Acórdão · TRT17

Acórdão 0001660-78.2024.5.17.0005

Julgamento:
04 de maio de 2026
Órgão:
3ª Turma
Ementa

Íntegra da ementa.

Ementa. DIREITO DO TRABALHO. RECURSO ORDINÁRIO. RESPONSABILIDADE SUBSIDIÁRIA. MANUTENÇÃO INDUSTRIAL. TERCEIRIZAÇÃO. INAPLICABILIDADE DA ORIENTAÇÃO JURISPRUDENCIAL 191 DA SDI-1 DO TST. DESPROVIMENTO. I. CASO EM EXAME 1. Recurso ordinário interposto pela 2ª Reclamada (tomadora de serviços) em face da sentença que reconheceu sua responsabilidade subsidiária pelos créditos trabalhistas devidos ao Reclamante. O Reclamante exercia a função de mecânico de manutenção, prestando serviços especializados de eletromecânica e reparos de estruturas metálicas no parque industrial de empresa siderúrgica.
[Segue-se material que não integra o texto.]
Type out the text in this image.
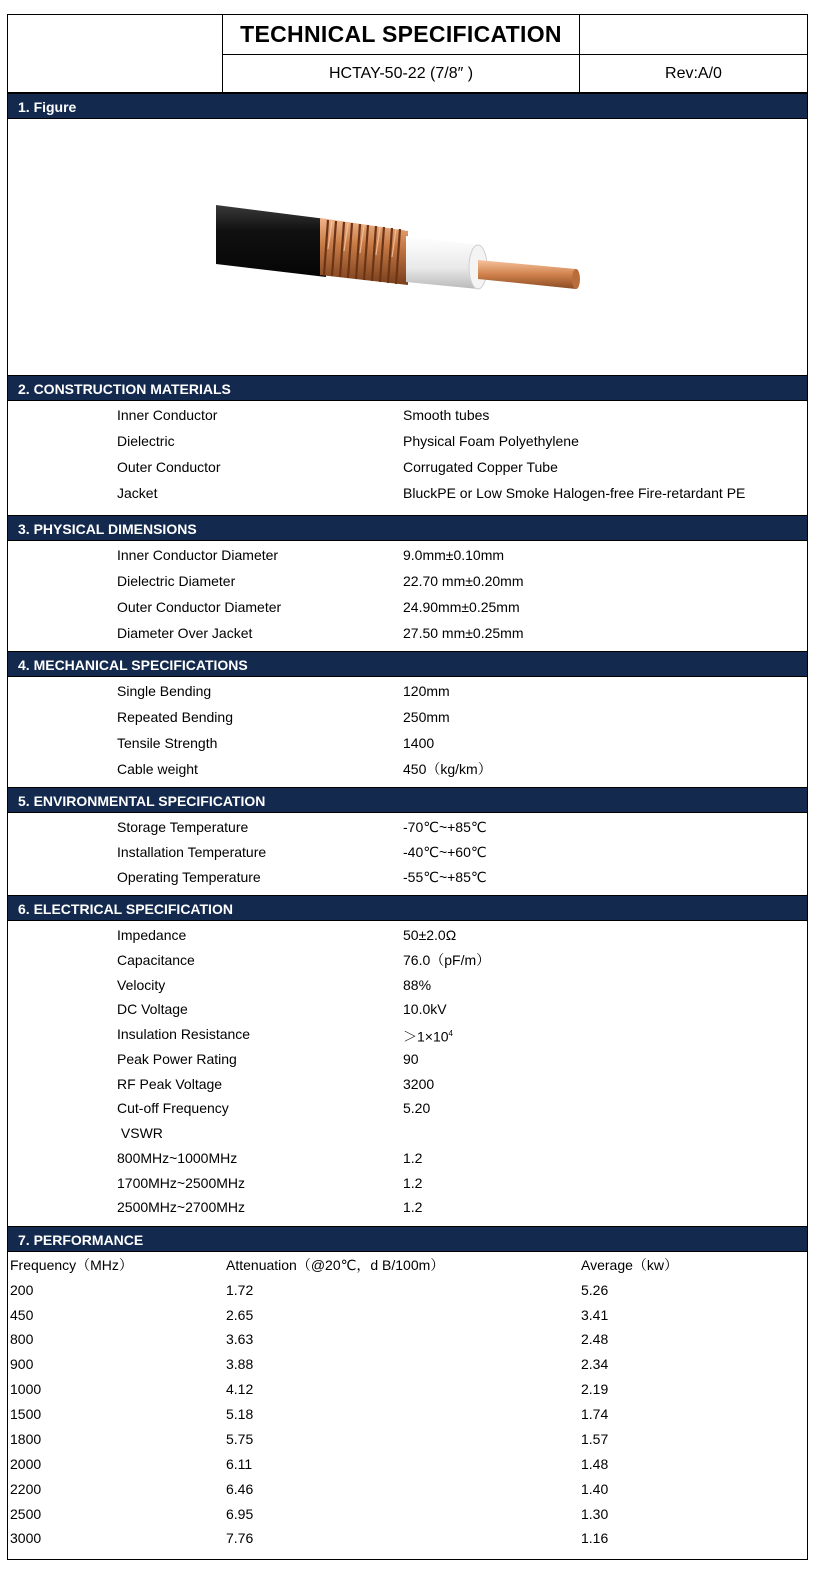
TECHNICAL SPECIFICATION
HCTAY-50-22 (7/8″ )	Rev:A/0
1. Figure
2. CONSTRUCTION MATERIALS
Inner Conductor	Smooth tubes
Dielectric	Physical Foam Polyethylene
Outer Conductor	Corrugated Copper Tube
Jacket	BluckPE or Low Smoke Halogen-free Fire-retardant PE
3. PHYSICAL DIMENSIONS
Inner Conductor Diameter	9.0mm±0.10mm
Dielectric Diameter	22.70 mm±0.20mm
Outer Conductor Diameter	24.90mm±0.25mm
Diameter Over Jacket	27.50 mm±0.25mm
4. MECHANICAL SPECIFICATIONS
Single Bending	120mm
Repeated Bending	250mm
Tensile Strength	1400
Cable weight	450（kg/km）
5. ENVIRONMENTAL SPECIFICATION
Storage Temperature	-70℃~+85℃
Installation Temperature	-40℃~+60℃
Operating Temperature	-55℃~+85℃
6. ELECTRICAL SPECIFICATION
Impedance	50±2.0Ω
Capacitance	76.0（pF/m）
Velocity	88%
DC Voltage	10.0kV
Insulation Resistance	$>1\times 10^4$
Peak Power Rating	90
RF Peak Voltage	3200
Cut-off Frequency	5.20
VSWR
800MHz~1000MHz	1.2
1700MHz~2500MHz	1.2
2500MHz~2700MHz	1.2
7. PERFORMANCE
Frequency（MHz）	Attenuation（@20℃，d B/100m）	Average（kw）
200	1.72	5.26
450	2.65	3.41
800	3.63	2.48
900	3.88	2.34
1000	4.12	2.19
1500	5.18	1.74
1800	5.75	1.57
2000	6.11	1.48
2200	6.46	1.40
2500	6.95	1.30
3000	7.76	1.16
A Recorrente sustenta a condição de dona da obra, invocando a isenção de responsabilidade prevista na Orientação Jurisprudencial 191 da SDI-1 do TST. II. QUESTÃO EM DISCUSSÃO 2. A questão em discussão é saber se a contratação de serviços de manutenção industrial e troca de componentes mecânicos, realizados de forma contínua e integrada à dinâmica operacional de uma siderúrgica, configura contrato de empreitada de obra certa (dono da obra) ou se caracteriza uma relação de terceirização de atividade-meio, apta a atrair a responsabilidade subsidiária do tomador nos termos da Súmula 331, IV, do TST. III. RAZÕES DE DECIDIR 3. Os serviços de manutenção eletromecânica e revestimento de equipamentos industriais integram o suporte operacional indispensável à atividade produtiva da tomadora, não se confundindo com a execução de projeto de engenharia civil autônomo ou obra de construção civil em sentido estrito. 4. A natureza contínua e essencial de tais atividades afasta a incidência da Orientação Jurisprudencial n.º 191 da SDI-1 do TST e da Súmula n.º 40 deste Regional, porquanto a tomadora não atua como mera dona de obra civil, mas como beneficiária direta da força de trabalho terceirizada em sua estrutura fabril. 5. A omissão no dever de fiscalizar o adimplemento das obrigações laborais pela prestadora contratada configura a culpa in vigilando , ensejando a responsabilização subsidiária da empresa tomadora pelos créditos inadimplidos, conforme a inteligência da Súmula 331, IV, do TST. 6. O benefício de ordem, por sua vez, não obriga a excussão prévia do patrimônio dos sócios da devedora principal para o redirecionamento da execução contra a responsável subsidiária que integrou a lide. IV. DISPOSITIVO 7. Recurso desprovido.